Crystal and Functional Engineering for Unique Microporous Materials

Department of Synthetic Chemistry and Biological Chemistry, Kyoto University
○Susumu Kitagawa

The recent advent of porous coordination polymers (PCPs) or metal-organic frameworks (MOFs), as new functional microporous adsorbents, has attracted the attention of chemists due to scientific interest in the creation of unprecedented regular nano-sized spaces and in the finding of novel phenomena, as well as commercial interest in their application for storage, for separation and in heterogeneous catalysis.1-4 One of the advantages of PCPs, as compared with other microporous materials such as activated carbons, is designability, which provides a variety of surface properties based on organic ligands with functional groups, affording the potential to make the pore surfaces hydrophobic, hydrophilic, chiral and so on. This prominent feature leads us to expect that PCPs will show a high adsorption capability for specific molecules. However, few useful concepts and strategies for specific adsorption of smaller molecules have been established to date. Here, we have found superb sorption of C2H2 molecules on the functionalized surface of an PCP and show an enhanced “confinement effect”, which can be achieved by precisely and regularly arranged functionalities in the nano-sized pore wall, applicable to a highly stable, selective adsorption system.5 We have succeeded in obtaining interesting array structures of benzene6 and O2 7 molecules and observed their unusual properties in the nanochannel. Recently, we have utilized the regular and tunable nanochannels of PCPs for fields of polymerization, which allows controlled living radical polymerization aswell as stereoregulated polymerization of substituted acetylenes,8 opening up a new dimensions in the field of porous materials

Reviews 1) S. Kitagawa et.al., Bull.
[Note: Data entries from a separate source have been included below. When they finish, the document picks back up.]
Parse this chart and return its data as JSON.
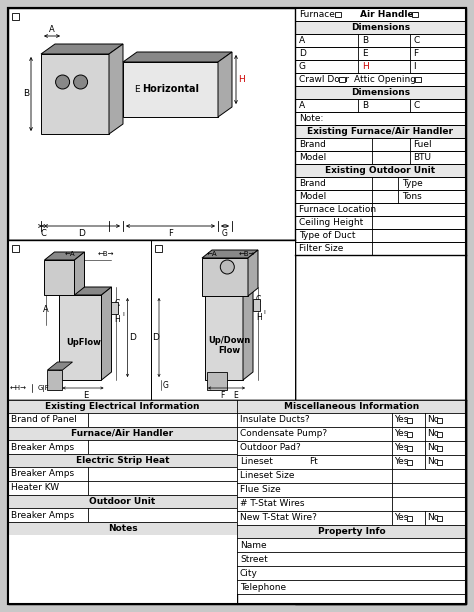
{
  "bg_color": "#c8c8c8",
  "sheet_bg": "#ffffff",
  "right_panel": {
    "furnace_label": "Furnace",
    "air_handler_label": "Air Handler",
    "dimensions_label": "Dimensions",
    "crawl_door": "Crawl Door",
    "attic_opening": "Attic Opening",
    "dims2_label": "Dimensions",
    "note_label": "Note:",
    "existing_furnace_header": "Existing Furnace/Air Handler",
    "existing_outdoor_header": "Existing Outdoor Unit",
    "furnace_location": "Furnace Location",
    "ceiling_height": "Ceiling Height",
    "type_of_duct": "Type of Duct",
    "filter_size": "Filter Size"
  },
  "bottom_left": {
    "elec_header": "Existing Electrical Information",
    "brand_panel": "Brand of Panel",
    "furnace_ah_header": "Furnace/Air Handler",
    "breaker_amps1": "Breaker Amps",
    "electric_strip_header": "Electric Strip Heat",
    "breaker_amps2": "Breaker Amps",
    "heater_kw": "Heater KW",
    "outdoor_unit_header": "Outdoor Unit",
    "breaker_amps3": "Breaker Amps",
    "notes_header": "Notes"
  },
  "bottom_right": {
    "misc_header": "Miscellaneous Information",
    "insulate_ducts": "Insulate Ducts?",
    "condensate_pump": "Condensate Pump?",
    "outdoor_pad": "Outdoor Pad?",
    "lineset": "Lineset",
    "lineset_ft": "Ft",
    "lineset_size": "Lineset Size",
    "flue_size": "Flue Size",
    "t_stat_wires": "# T-Stat Wires",
    "new_t_stat": "New T-Stat Wire?",
    "yes_label": "Yes",
    "no_label": "No",
    "property_header": "Property Info",
    "prop_rows": [
      "Name",
      "Street",
      "City",
      "Telephone"
    ]
  },
  "h_label_color": "#cc0000",
  "diagram_labels": {
    "horizontal": "Horizontal",
    "upflow": "UpFlow",
    "updown": "Up/Down\nFlow"
  }
}
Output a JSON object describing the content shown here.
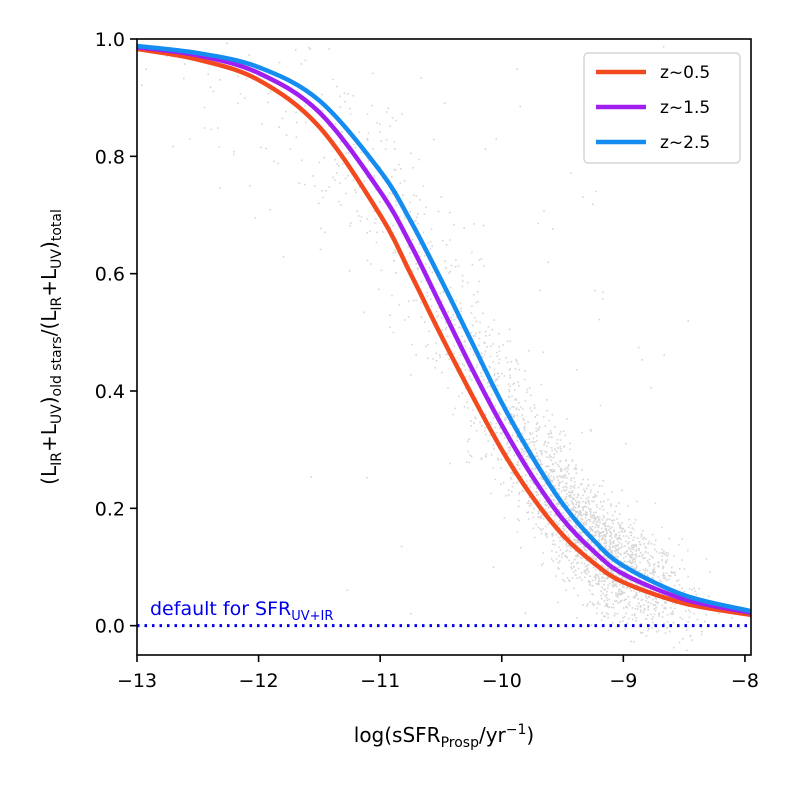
{
  "chart_data": {
    "type": "line",
    "title": "",
    "xlabel": {
      "main": "log(sSFR",
      "sub": "Prosp",
      "mid": "/yr",
      "sup": "−1",
      "end": ")"
    },
    "ylabel": {
      "p1": "(L",
      "s1": "IR",
      "p2": "+L",
      "s2": "UV",
      "p3": ")",
      "s3": "old stars",
      "p4": "/(L",
      "s4": "IR",
      "p5": "+L",
      "s5": "UV",
      "p6": ")",
      "s6": "total"
    },
    "xlim": [
      -13,
      -7.95
    ],
    "ylim": [
      -0.05,
      1.0
    ],
    "xticks": [
      -13,
      -12,
      -11,
      -10,
      -9,
      -8
    ],
    "xtick_labels": [
      "−13",
      "−12",
      "−11",
      "−10",
      "−9",
      "−8"
    ],
    "yticks": [
      0.0,
      0.2,
      0.4,
      0.6,
      0.8,
      1.0
    ],
    "ytick_labels": [
      "0.0",
      "0.2",
      "0.4",
      "0.6",
      "0.8",
      "1.0"
    ],
    "grid": false,
    "legend_position": "top-right",
    "series": [
      {
        "name": "z~0.5",
        "color": "#f24a1e",
        "x": [
          -13.0,
          -12.5,
          -12.0,
          -11.5,
          -11.0,
          -10.75,
          -10.5,
          -10.25,
          -10.0,
          -9.75,
          -9.5,
          -9.25,
          -9.0,
          -8.5,
          -8.0,
          -7.95
        ],
        "y": [
          0.983,
          0.965,
          0.93,
          0.85,
          0.7,
          0.6,
          0.495,
          0.395,
          0.3,
          0.22,
          0.155,
          0.108,
          0.074,
          0.038,
          0.02,
          0.018
        ]
      },
      {
        "name": "z~1.5",
        "color": "#a01ef0",
        "x": [
          -13.0,
          -12.5,
          -12.0,
          -11.5,
          -11.0,
          -10.75,
          -10.5,
          -10.25,
          -10.0,
          -9.75,
          -9.5,
          -9.25,
          -9.0,
          -8.5,
          -8.0,
          -7.95
        ],
        "y": [
          0.986,
          0.972,
          0.942,
          0.875,
          0.74,
          0.65,
          0.545,
          0.44,
          0.342,
          0.255,
          0.182,
          0.128,
          0.088,
          0.045,
          0.024,
          0.022
        ]
      },
      {
        "name": "z~2.5",
        "color": "#148cf0",
        "x": [
          -13.0,
          -12.5,
          -12.0,
          -11.5,
          -11.0,
          -10.75,
          -10.5,
          -10.25,
          -10.0,
          -9.75,
          -9.5,
          -9.25,
          -9.0,
          -8.5,
          -8.0,
          -7.95
        ],
        "y": [
          0.988,
          0.976,
          0.952,
          0.895,
          0.775,
          0.69,
          0.59,
          0.485,
          0.38,
          0.288,
          0.208,
          0.147,
          0.102,
          0.052,
          0.027,
          0.025
        ]
      }
    ],
    "reference_line": {
      "y": 0.0,
      "color": "#0000ee",
      "style": "dotted",
      "label_main": "default for SFR",
      "label_sub": "UV+IR"
    },
    "scatter_background": {
      "description_color": "#000000",
      "count": 9000
    }
  }
}
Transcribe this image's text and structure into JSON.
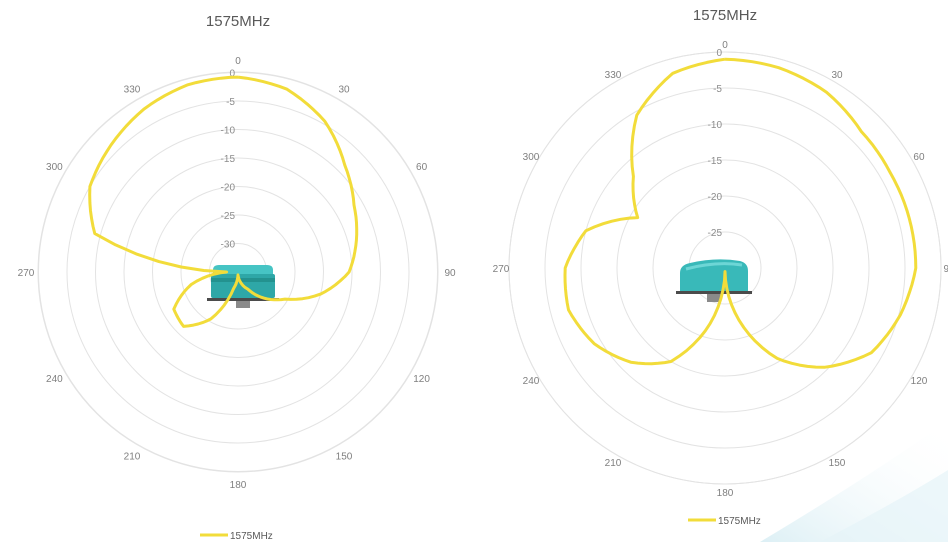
{
  "colors": {
    "series": "#f2dc3a",
    "grid": "#e3e3e3",
    "antenna": "#33b4b4"
  },
  "chart_data": [
    {
      "type": "polar-line",
      "title": "1575MHz",
      "theta_ticks": [
        "0",
        "30",
        "60",
        "90",
        "120",
        "150",
        "180",
        "210",
        "240",
        "270",
        "300",
        "330"
      ],
      "r_ticks": [
        "-30",
        "-25",
        "-20",
        "-15",
        "-10",
        "-5",
        "0"
      ],
      "r_range": [
        -35,
        0
      ],
      "grid": true,
      "legend_position": "bottom",
      "legend_label": "1575MHz",
      "series": [
        {
          "name": "1575MHz",
          "theta_deg": [
            0,
            15,
            30,
            45,
            60,
            75,
            90,
            105,
            120,
            135,
            150,
            165,
            180,
            195,
            210,
            225,
            240,
            255,
            270,
            285,
            300,
            315,
            330,
            345,
            360
          ],
          "gain_db": [
            -0.8,
            -1.8,
            -4.5,
            -8.5,
            -11.5,
            -13.5,
            -15.5,
            -20,
            -25.5,
            -28.5,
            -31.5,
            -33,
            -34.5,
            -32,
            -25.5,
            -21.5,
            -22,
            -26.5,
            -33,
            -9,
            -5,
            -3.5,
            -2,
            -1,
            -0.8
          ]
        }
      ]
    },
    {
      "type": "polar-line",
      "title": "1575MHz",
      "theta_ticks": [
        "0",
        "30",
        "60",
        "90",
        "120",
        "150",
        "180",
        "210",
        "240",
        "270",
        "300",
        "330"
      ],
      "r_ticks": [
        "-25",
        "-20",
        "-15",
        "-10",
        "-5",
        "0"
      ],
      "r_range": [
        -30,
        0
      ],
      "grid": true,
      "legend_position": "bottom",
      "legend_label": "1575MHz",
      "series": [
        {
          "name": "1575MHz",
          "theta_deg": [
            0,
            15,
            30,
            45,
            60,
            75,
            90,
            105,
            120,
            135,
            150,
            165,
            180,
            195,
            210,
            225,
            240,
            255,
            270,
            285,
            300,
            315,
            330,
            345,
            360
          ],
          "gain_db": [
            -1,
            -1.2,
            -1.8,
            -3.2,
            -3.5,
            -3.5,
            -3.5,
            -4.8,
            -6.5,
            -10.5,
            -15.5,
            -22.5,
            -29.5,
            -22,
            -15,
            -11.5,
            -9,
            -7.5,
            -7.8,
            -10,
            -16,
            -12,
            -5.5,
            -2,
            -1
          ]
        }
      ]
    }
  ]
}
Chem. Soc. Jpn, (Accounts), 1998, 71, 1739. 2) S. Kitagawa, et.al., Angew. Chem. Int. Ed,, 2004, 43, 2334. 3) S. Kitagawa et.al., Chem. Soc. Rev. 2005, 34, 109. 4) S. Kitagawa et.al., Chem. Commun. Feature Article,2006,701.
Original Papers 5) R. Matsuda, et.al., Nature, 2005, 436, 238. 6) R. Matsuda, et.al., J. Am. Chem. Soc. 2004, 43, 14063. 7) R. Kitaura, et.al., Science, 2002, 298, 2358. 8)) T. Uemura, et.al., Chem. Commun. 2005, 5968.